Già con il successivo Riesling, il Kaiton 2010 di Kuenhof (a proposito, ne riparleremo grazie a una verticale che gli dedicheremo presto), ci si sposta su un versante dove il frutto lascia in parte spazio a speziature e mineralità più accentuate, anche a sensazioni quasi verdi, poi agrumate, e a un palato diritto e affilato con lieve carbonica a ravvivare la struttura, salato, energico e propulsivo. Complesso e ancora giovane.
 
 
Il salto in Germania avviene grazie al Wehlener Sonnenuhr spatlese Alte Reben trocken 2010 di Kerpen, valido e affidabilissimo produttore di Wehlen qui alle prese con alcune delle sue vigne più vecchie (Alte Reben=Vecchie Vigne). Ed è anche un salto tipologico importante.

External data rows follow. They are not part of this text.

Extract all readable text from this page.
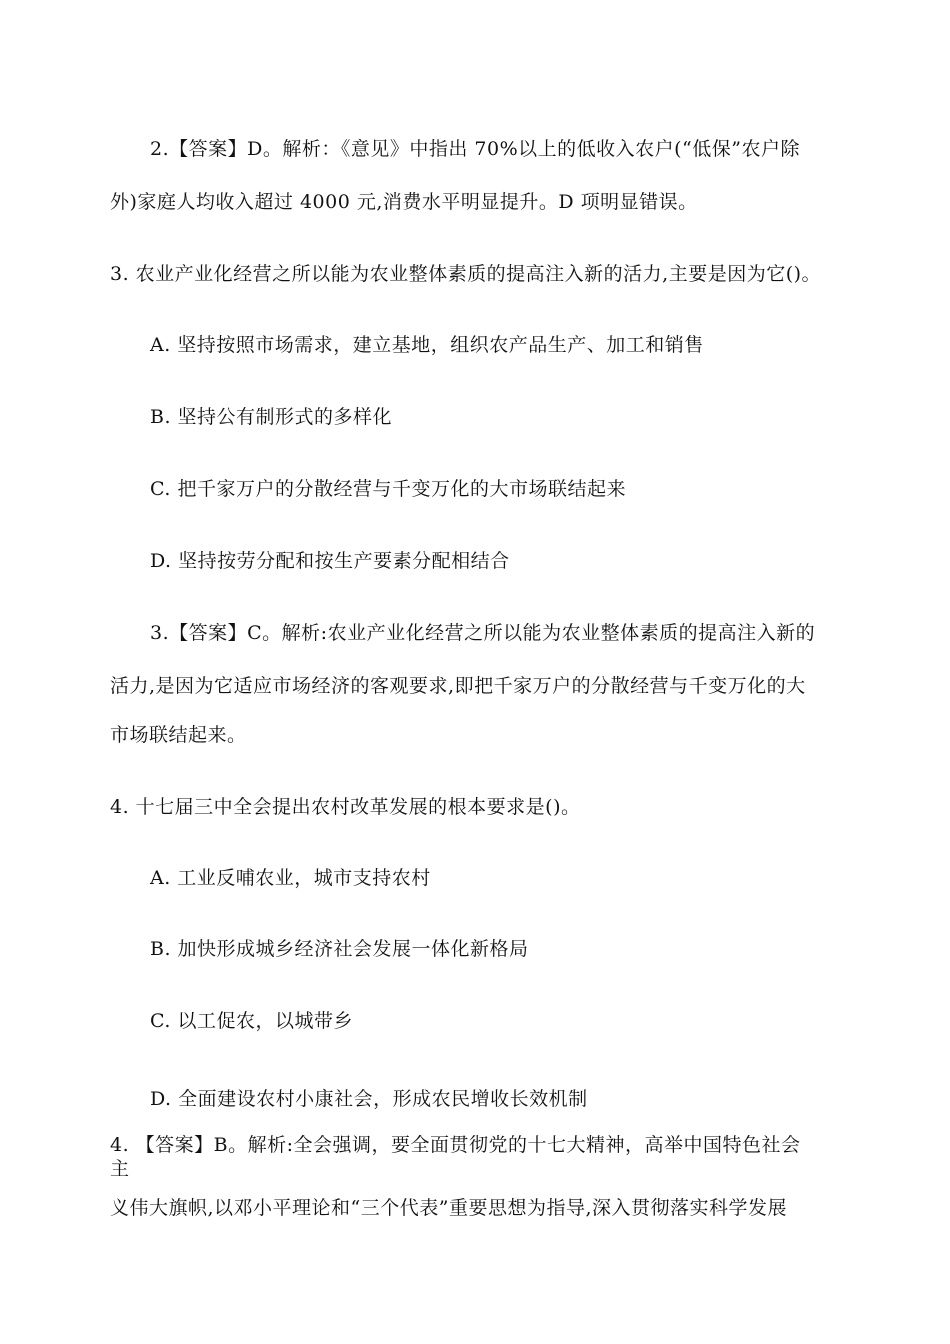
2.【答案】D。解析：《意见》中指出 70%以上的低收入农户(“低保”农户除
外)家庭人均收入超过 4000 元,消费水平明显提升。D 项明显错误。
3. 农业产业化经营之所以能为农业整体素质的提高注入新的活力,主要是因为它()。
A. 坚持按照市场需求，建立基地，组织农产品生产、加工和销售
B. 坚持公有制形式的多样化
C. 把千家万户的分散经营与千变万化的大市场联结起来
D. 坚持按劳分配和按生产要素分配相结合
3.【答案】C。解析:农业产业化经营之所以能为农业整体素质的提高注入新的
活力,是因为它适应市场经济的客观要求,即把千家万户的分散经营与千变万化的大
市场联结起来。
4. 十七届三中全会提出农村改革发展的根本要求是()。
A. 工业反哺农业，城市支持农村
B. 加快形成城乡经济社会发展一体化新格局
C. 以工促农，以城带乡
D. 全面建设农村小康社会，形成农民增收长效机制
4. 【答案】B。解析:全会强调，要全面贯彻党的十七大精神，高举中国特色社会
主
义伟大旗帜,以邓小平理论和“三个代表”重要思想为指导,深入贯彻落实科学发展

Colore più carico dei precedenti, naso che vira verso sensazioni di frutti gialli (albicocca) in confettura, ananas, cedro, lieve Botrytis; attacco polposo amplificato dal frutto maturo e dall'appena accennata dolcezza (è un trocken, con meno di 9 grammi/litro di zuccheri residui), finale sapido e vivo che rinfresca la struttura importante e il 13% di alcol.
 
 
L'ulteriore salto avviene grazie a due esempi dell'Old Style (di cui QUI avevamo già parlato), non solo perché si parla di vecchie annate, ma anche perché si parla della tipologia classica della Media Mosella, con alcol intorno all'8%, acidità molto alta e zuccheri ben presenti.
L'Erdener Treppchen spatlese 1992 di Meulenhof ancora una volta si conferma paradigmatico nella sua mirabile semplicità e nell'armonia di incastri ed equilibrismi tra alcol, zuccheri e acidità, con un colore che si stenta, da quanto è giovanile, ad associare ad un vino più che ventenne. Grande bevibilità.

 
L'Urziger Wurzgarten auslese 1990 di Oster, il vino più complesso della serata, è un ponte di passaggio verso tipologie più “dolci”. Naso terziarizzato che esplora sensazioni di frutta gialla matura e cedro candito, spezie e zafferano quasi con opulenza, per poi svilupparsi in un palato lì per lì ricco e rotondo, ma misurato e ancora fresco, dolce ma non troppo, scorrevole.

 
Oltre a nuovi approfondimenti moselliani in novembre, nelle prossime settimane il RieslinGarten dedicherà spazio all'Alto Adige: verticale di Kaiton e Giornate del Riesling di Naturno.